RA today: Die star.Energiewerke verlegen derzeit an der Hindenburgbrücke die letzten Meter Wärmeleitungen. Foto: star.Energiewerke
Die star.Energiewerke verlegen derzeit an der Hindenburgbrücke die letzten Meter Wärmeleitungen. Foto: star.Energiewerke

Maßarbeit und Know-how sind derzeit an der Rastatter Hindenburgbrücke gefragt: Dort verlegen die star.Energiewerke die letzten Meter Wärmeleitungen, die die Quartiere südlich und westlich der Murg verbinden. Bernhard Dreyer, Leiter Planung bei den star.Energiewerken, erklärt die besonderen Herausforderungen beim Ausbau des Nahwärmenetzes über die Murg hinweg: „Die Brücke verhält sich bei einem Temperaturwechsel anders als die Wärmeleitungen, die an der Unterseite der Konstruktion angebracht werden. Das müssen wir bei deren Befestigung berücksichtigen.“

Blechmantel zum Schutz

Bevor die ungefähr 70 Meter langen Nahwärmeleitungen unter die Hindenburgbrücke gehoben werden, werden sie auf der Brücke zusammengeschweißt. „Um an die Anbringungsstelle zu kommen, haben wir auf beiden Seiten den Damm durchstochen“, informiert Bernhard Dreyer. Befestigt werden die Leitungen dann im Gehwegbereich an der flussabwärts gewandten Seite. Mit einem Blechmantel werden sie vor der Witterung und äußeren Einflüssen geschützt. Während der Arbeiten ist der Gehweg vorübergehend gesperrt, Fußgänger werden entsprechend umgeleitet.
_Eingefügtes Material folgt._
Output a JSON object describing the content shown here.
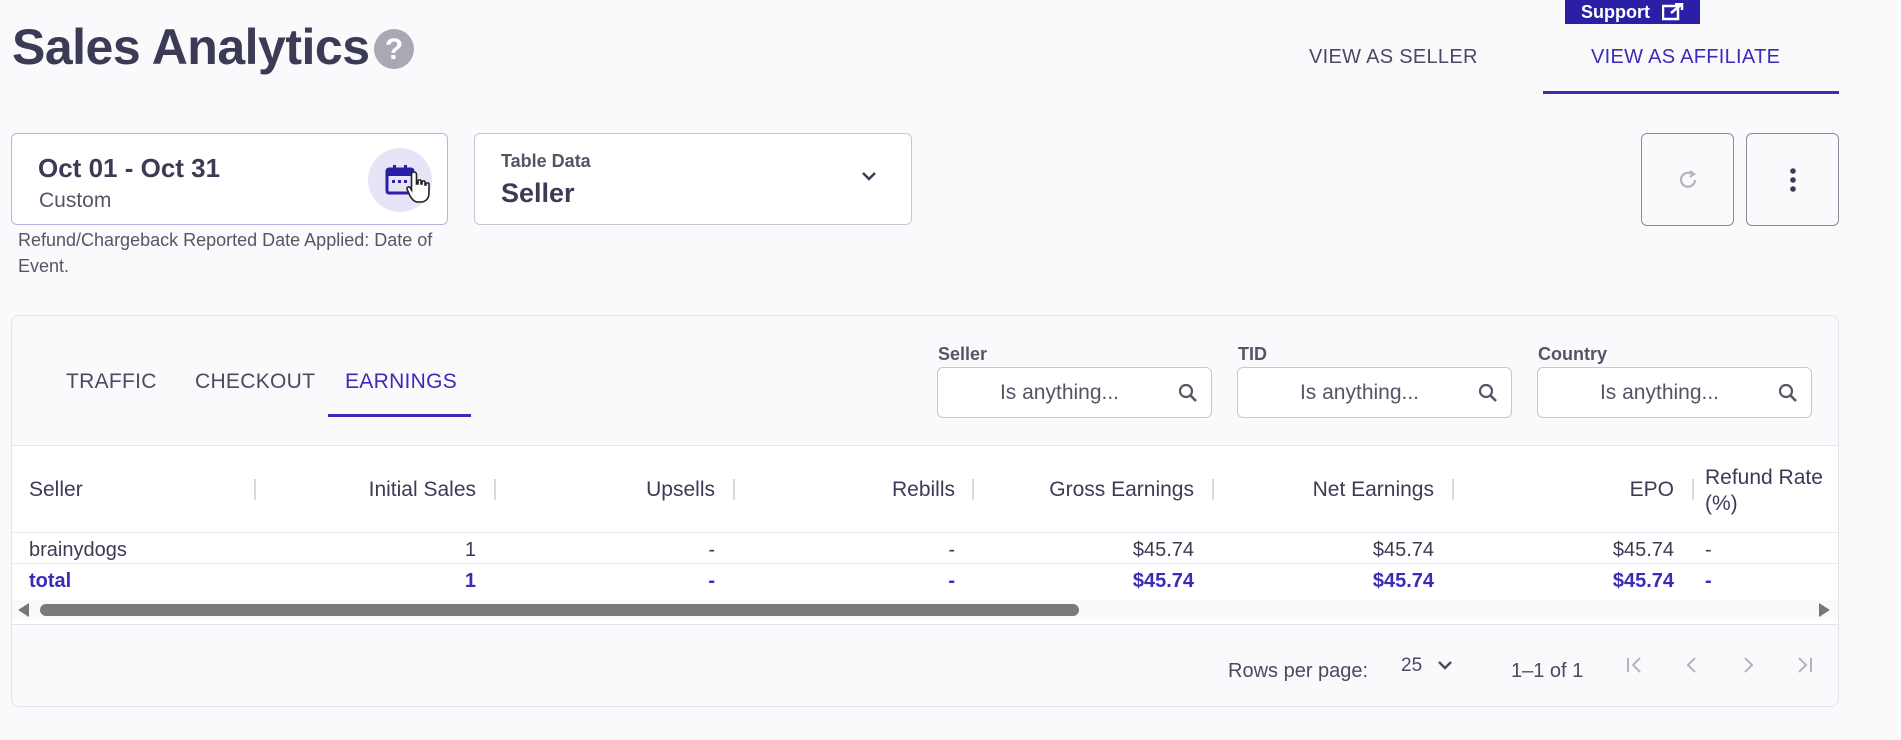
{
  "header": {
    "title": "Sales Analytics",
    "help_icon": "?",
    "support_label": "Support",
    "view_as_seller": "VIEW AS SELLER",
    "view_as_affiliate": "VIEW AS AFFILIATE",
    "active_view": "VIEW AS AFFILIATE"
  },
  "date_picker": {
    "range": "Oct 01 - Oct 31",
    "mode": "Custom",
    "note": "Refund/Chargeback Reported Date Applied: Date of Event.",
    "icon": "calendar-icon"
  },
  "table_data_select": {
    "label": "Table Data",
    "value": "Seller"
  },
  "toolbar": {
    "refresh_icon": "refresh-icon",
    "more_icon": "more-vertical-icon"
  },
  "tabs": {
    "items": [
      "TRAFFIC",
      "CHECKOUT",
      "EARNINGS"
    ],
    "active": "EARNINGS"
  },
  "filters": [
    {
      "label": "Seller",
      "placeholder": "Is anything..."
    },
    {
      "label": "TID",
      "placeholder": "Is anything..."
    },
    {
      "label": "Country",
      "placeholder": "Is anything..."
    }
  ],
  "table": {
    "columns": [
      "Seller",
      "Initial Sales",
      "Upsells",
      "Rebills",
      "Gross Earnings",
      "Net Earnings",
      "EPO",
      "Refund Rate",
      "(%)"
    ],
    "rows": [
      [
        "brainydogs",
        "1",
        "-",
        "-",
        "$45.74",
        "$45.74",
        "$45.74",
        "-"
      ]
    ],
    "total": [
      "total",
      "1",
      "-",
      "-",
      "$45.74",
      "$45.74",
      "$45.74",
      "-"
    ]
  },
  "pagination": {
    "rows_per_page_label": "Rows per page:",
    "rows_per_page": "25",
    "range": "1–1 of 1"
  },
  "colors": {
    "accent": "#3a2bb8",
    "support_bg": "#2b1fa6",
    "text": "#3b3b55"
  }
}
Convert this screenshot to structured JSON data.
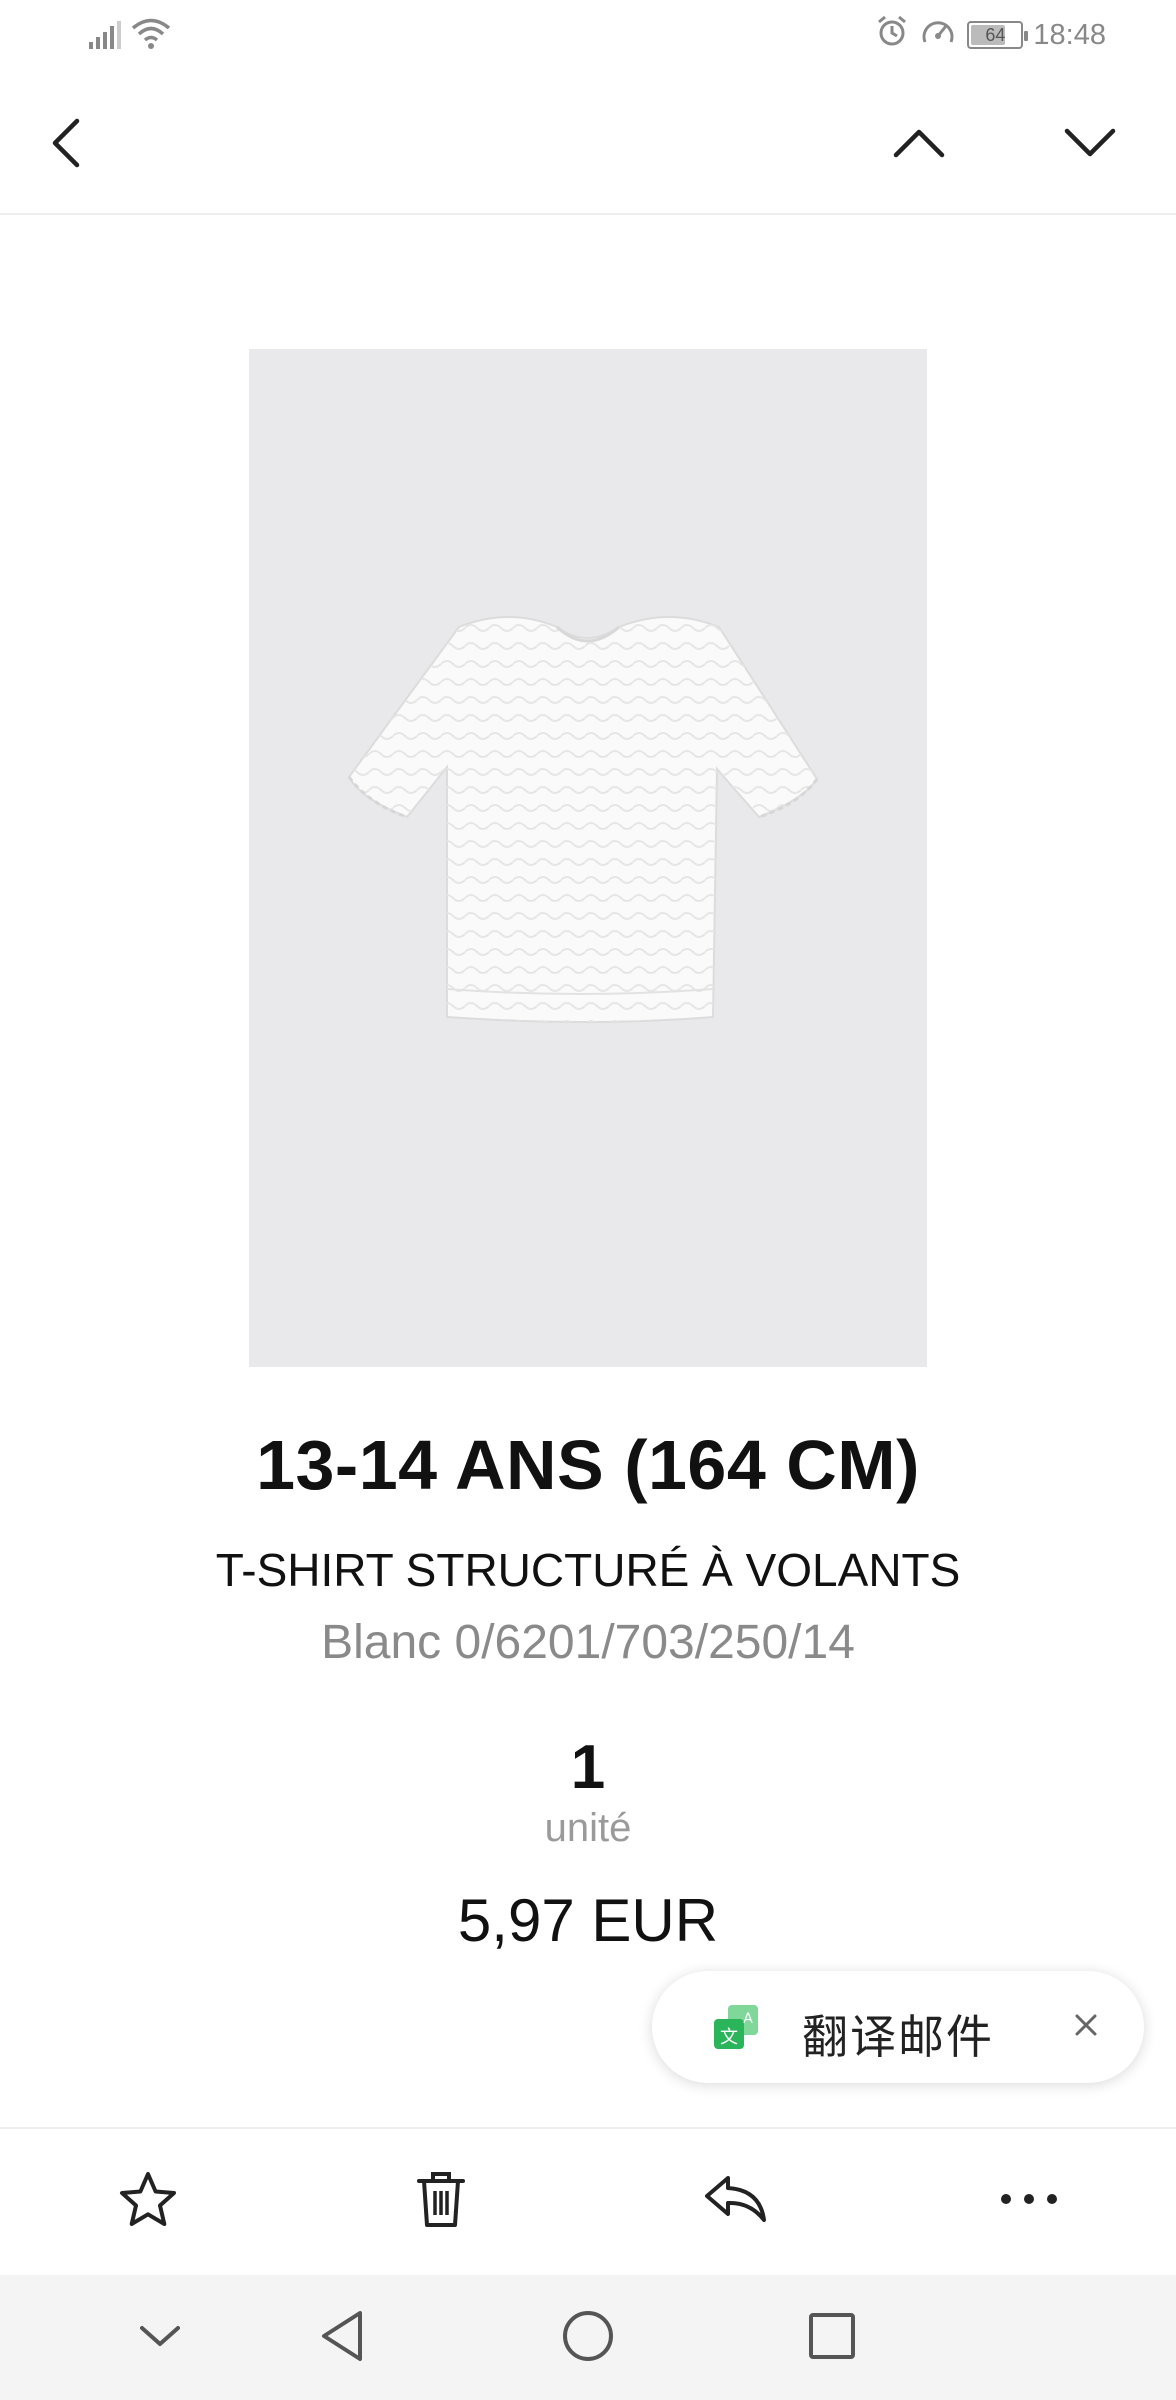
{
  "status_bar": {
    "battery_level": "64",
    "time": "18:48"
  },
  "product": {
    "size": "13-14 ANS (164 CM)",
    "name": "T-SHIRT STRUCTURÉ À VOLANTS",
    "reference": "Blanc 0/6201/703/250/14",
    "quantity": "1",
    "quantity_unit": "unité",
    "price": "5,97 EUR"
  },
  "translate_chip": {
    "label": "翻译邮件"
  },
  "icons": {
    "top_bar": [
      "back-arrow-icon",
      "chevron-up-icon",
      "chevron-down-icon"
    ],
    "action_bar": [
      "star-icon",
      "trash-icon",
      "reply-icon",
      "more-icon"
    ],
    "nav_bar": [
      "nav-collapse-icon",
      "nav-back-icon",
      "nav-home-icon",
      "nav-recents-icon"
    ]
  },
  "colors": {
    "background": "#ffffff",
    "image_background": "#e9e9eb",
    "secondary_text": "#8a8a8a",
    "translate_icon_green": "#2bb55a"
  }
}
RA today: Die Leitungen werden mit einem Blechmantel vor der Witterung und äußeren Einflüssen geschützt. Foto: star.Energiewerke
Die Leitungen werden mit einem Blechmantel vor der Witterung und äußeren Einflüssen geschützt. Foto: star.Energiewerke

Beitrag zur lokalen Energiewende

Der örtliche Energiedienstleister baut das Nahwärmenetz in diesem Teil Ra­statts aus, damit unter anderem das gesamte Murg-Carrée mit seinen 200 Wohneinheiten von zwei Seiten mit Wärme versorgt werden kann. „Mit dem Ausbau und der Vernetzung von Wärmeinseln erhöhen wir die Versorgungssicherheit maßgeblich und leisten gleichzeitig einen wichtigen Beitrag zur lokalen Energiewende“, sagt Olaf Kaspryk, Geschäftsführer der star.Energiewerke.

Inbetriebnahme Ende Juni

Parallel zum Netzausbau erweitert der Energieversorger derzeit die Kapazität seiner Heizzentrale in der Marktgrafenstraße, die auch das Murg-Carrée mit klimafreundlicher Nahwärme versorgt: Ein neues Blockheizkraftwerk mit dreifacher Leistungsfähigkeit sowie ein zusätzlicher Pufferspeicher ermöglichen die Weiterentwicklung der klimafreundlichen Wärme- und Stromgewinnung in Rastatt. Voraussichtlich Ende Juni können sowohl die Heizzentrale als auch die neuen Wärmeleitungen in Betrieb genommen werden.